Researchers at the Institute of Marine Research (IIM-CSIC), based in Vigo, have led a study which casts doubt on a commonly used benchmark for assessing stress in animals: the presence of corticosteroids such as cortisol and corticosterone. In the case of the common octopus (Octopus vulgaris), these hormones are entirely absent, indicating that these cephalopods possess fundamentally different physiological mechanisms to vertebrates when it comes to coping with stress.

Published in the American Journal of Physiology, the findings challenge traditional, vertebrate-based models and open up new questions about the welfare of octopuses in aquaculture settings.
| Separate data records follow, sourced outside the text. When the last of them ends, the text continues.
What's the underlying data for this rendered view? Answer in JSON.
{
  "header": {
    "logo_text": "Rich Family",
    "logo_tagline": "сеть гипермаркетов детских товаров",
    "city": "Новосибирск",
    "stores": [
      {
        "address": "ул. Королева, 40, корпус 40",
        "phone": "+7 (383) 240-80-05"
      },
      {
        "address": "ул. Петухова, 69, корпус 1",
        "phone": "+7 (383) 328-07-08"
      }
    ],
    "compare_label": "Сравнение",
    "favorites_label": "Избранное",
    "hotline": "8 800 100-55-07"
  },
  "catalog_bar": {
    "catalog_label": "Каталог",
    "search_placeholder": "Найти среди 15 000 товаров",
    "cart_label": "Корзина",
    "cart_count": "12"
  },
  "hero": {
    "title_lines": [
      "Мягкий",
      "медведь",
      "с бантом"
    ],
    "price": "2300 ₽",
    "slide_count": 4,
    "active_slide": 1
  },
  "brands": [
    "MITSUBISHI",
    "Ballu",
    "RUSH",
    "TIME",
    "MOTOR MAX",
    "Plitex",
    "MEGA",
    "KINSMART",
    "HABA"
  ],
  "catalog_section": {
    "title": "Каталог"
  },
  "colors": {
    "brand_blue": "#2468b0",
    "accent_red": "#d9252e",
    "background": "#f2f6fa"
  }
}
The IIM-CSIC team collaborated with the UK’s Centre of Environment, Fisheries and Aquaculture Science (CEFAS), the Pescanova Biomarine Centre in Spain, and the Centre of Marine Sciences of the Algarve, in Portugal. The study was funded by the CSIC and Spain’s Centre for the Development of Industrial Technology (CDTI).

“This species represents a promising candidate for aquaculture diversification, especially across Europe. As interest in octopus farming grows, concerns around animal welfare are naturally following,” said CSIC researcher Josep Rotlant.

In vertebrates, hormone levels are often used as reliable biomarkers for physiological state and animal welfare. The IIM team set out to determine whether the same approach could be applied to octopuses. Using advanced liquid chromatography coupled with mass spectrometry, they confirmed that octopuses do not produce cortisol, corticosterone or cortisone.

“The absence of these compounds in the octopus’s haemolymph supports the evolutionary theory that, as molluscs, they lack a corticosteroid-mediate stress response-fundamentally challenging the vertebrate models traditionally used as a benchmark,” Rotllant explained.

One of the study’s most revealing insights concerns the octopus’s limited ability to adapt to sudden changes in salinity, such as those following heavy rainfall. “This could help explain the recent mass mortality events among octopuses in Galicia’s estuaries, where sudden influxes of freshwater from rainfall caused steep drops in salinity,” the researchers noted.

In animals that do produce cortisol, the hormone plays a vital role in osmotic regulation. The octopus’s lack of this hormonal pathway suggests a reduced capacity for physiological adaptation in such scenarios.

The research also found that although octopuses do not readily absorb cortisol from water, they do show high absorption levels of 17beta-estradiol-a behaviour already observed in other molluscs.

The study’s findings carry important implications for the expanding field of octopus aquaculture, highlighting the need for a deeper understanding of octopus physiology and welfare. They also reinforce the evolutionary gap between invertebrates and vertebrates in terms of hormonal stress regulation-a distinction which may necessitate a rethink of how animal welfare is assessed in aquaculture systems.

The article is titled Studies on cortisol, corticosterone, and 17β-estradiol indicate these steroids have no role in stress or reproduction in the common octopus (Octopus vulgaris) and appears in Volume 328(1) of the American Journal of Physiology – Endocrinology and Metabolism.